Full circle as leading mountain artist returns to his Lakeland roots

The last in a trio of exhibitions of the work of Britain’s foremost living mountain artist will open in Grasmere next month (July 7).

Full Circle is a major retrospective of paintings by Julian Cooper who is returning to home territory at the Heaton Cooper Studio.

It was in the new studio there in 1969 that his father, the painter William Heaton Cooper, put on the first exhibition of work by Julian who had just graduated from Goldsmiths Art College.

Great Gable

Almost 50 years later, his work will be the first to be shown at the re-opening of the Archive Gallery at the Grasmere studio.

It follows two other big events which have marked the artist’s 70th birthday this year. A  London exhibition, Upstream, ran at  Art Space Gallery in the spring, devoted to new paintings on the theme of going upstream from Cockermouth, Cooper’s home town.

In Kendal, the Abbot Hall Art Gallery has been showing over 30 monumental paintings from Cooper’s extensive output over 45 years and reflecting the artist’s travels. While some are of the Lake District, others were inspired by journeys to South America, the Alps, the Himalayas and the quarries of Tasmania and Carrara.

The Grasmere exhibition, which will run throughout the summer, includes previously unseen work covering a range of time and subjects, will combine some urban scenes set in different European cities from the 1970’s and ’80’s, a Cumbrian landscape with figure from the 1990’s and some of the recent paintings from his London ‘Upstream’ exhibition.

Cooper’s father,  William Heaton Cooper (1903-1995) was a successful painter of the Lake District, as was his grandfather, Alfred Heaton Cooper (1863-1929), and his mother was the sculptor Ophelia Gordon Bell (1915-1975).

He studied Fine Art at Goldsmith’s College School of Art in the late 1960s.
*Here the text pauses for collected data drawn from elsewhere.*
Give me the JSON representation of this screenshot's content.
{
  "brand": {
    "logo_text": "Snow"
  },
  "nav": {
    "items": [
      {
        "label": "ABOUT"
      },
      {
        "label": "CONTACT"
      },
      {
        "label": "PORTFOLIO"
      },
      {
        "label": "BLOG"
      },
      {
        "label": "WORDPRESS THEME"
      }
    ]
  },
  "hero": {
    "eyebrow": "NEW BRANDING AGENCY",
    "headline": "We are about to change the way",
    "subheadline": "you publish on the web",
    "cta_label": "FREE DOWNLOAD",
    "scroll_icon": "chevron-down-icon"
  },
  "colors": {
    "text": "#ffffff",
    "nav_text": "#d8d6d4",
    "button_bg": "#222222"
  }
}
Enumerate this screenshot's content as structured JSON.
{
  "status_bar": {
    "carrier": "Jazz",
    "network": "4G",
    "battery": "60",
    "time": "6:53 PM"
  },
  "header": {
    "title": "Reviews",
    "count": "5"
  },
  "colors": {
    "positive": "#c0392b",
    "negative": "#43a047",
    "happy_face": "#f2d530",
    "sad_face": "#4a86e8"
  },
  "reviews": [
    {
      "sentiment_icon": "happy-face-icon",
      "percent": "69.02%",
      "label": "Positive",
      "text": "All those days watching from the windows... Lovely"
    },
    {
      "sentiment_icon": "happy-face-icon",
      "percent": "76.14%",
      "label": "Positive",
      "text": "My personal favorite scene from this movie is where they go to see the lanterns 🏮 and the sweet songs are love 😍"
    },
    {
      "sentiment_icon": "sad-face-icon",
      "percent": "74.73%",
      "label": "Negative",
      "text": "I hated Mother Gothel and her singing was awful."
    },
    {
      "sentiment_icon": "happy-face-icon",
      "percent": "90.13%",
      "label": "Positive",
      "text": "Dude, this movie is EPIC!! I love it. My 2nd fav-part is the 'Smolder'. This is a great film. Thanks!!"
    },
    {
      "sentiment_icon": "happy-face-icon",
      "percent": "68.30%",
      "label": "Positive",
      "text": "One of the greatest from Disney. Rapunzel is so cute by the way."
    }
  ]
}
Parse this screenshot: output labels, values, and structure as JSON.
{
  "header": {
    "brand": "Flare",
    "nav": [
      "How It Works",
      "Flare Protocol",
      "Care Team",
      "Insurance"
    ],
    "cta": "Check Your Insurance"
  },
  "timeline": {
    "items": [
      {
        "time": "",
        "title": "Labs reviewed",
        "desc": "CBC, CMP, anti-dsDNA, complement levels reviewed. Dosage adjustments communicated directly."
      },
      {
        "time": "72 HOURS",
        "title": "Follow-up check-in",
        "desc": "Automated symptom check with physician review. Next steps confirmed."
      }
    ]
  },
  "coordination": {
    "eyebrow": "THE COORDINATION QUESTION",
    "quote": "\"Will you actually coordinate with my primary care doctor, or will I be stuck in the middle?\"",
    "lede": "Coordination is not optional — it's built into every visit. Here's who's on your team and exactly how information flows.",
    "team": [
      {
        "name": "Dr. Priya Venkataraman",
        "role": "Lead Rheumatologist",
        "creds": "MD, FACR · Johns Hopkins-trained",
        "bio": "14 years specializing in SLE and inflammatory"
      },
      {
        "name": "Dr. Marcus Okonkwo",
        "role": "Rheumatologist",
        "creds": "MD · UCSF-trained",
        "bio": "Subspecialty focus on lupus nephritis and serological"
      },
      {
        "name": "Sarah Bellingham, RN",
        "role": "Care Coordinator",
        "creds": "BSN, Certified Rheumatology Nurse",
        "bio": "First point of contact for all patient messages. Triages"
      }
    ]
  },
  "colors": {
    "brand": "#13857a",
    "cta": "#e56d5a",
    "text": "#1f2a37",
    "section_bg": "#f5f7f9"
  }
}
In a career spanning three decades, his work has ranged from narrative paintings based on Malcom Lowry’s novel Under the Volcano to a series of paintings about the assassination of the Brazilian union leader and environmentalist Chico Mendes in Amazonia, in 1989.

His more recent work has been concerned with finding a relevant contemporary language for painting mountains and rock. In 2001 his Mind has Mountains exhibition at the Wordsworth Trust and in London showed paintings made after an expedition to the Kanchenjunga region of Nepal; noticeable was an absence of sky and a concentration on selected areas of terrain.

His solo exhibition Cliffs of Fall in 2004 at Art Space Gallery  showed work based on a comparative study of the North Face of the Eiger in Switzerland and the Honister Slate Mine in the English Lake District.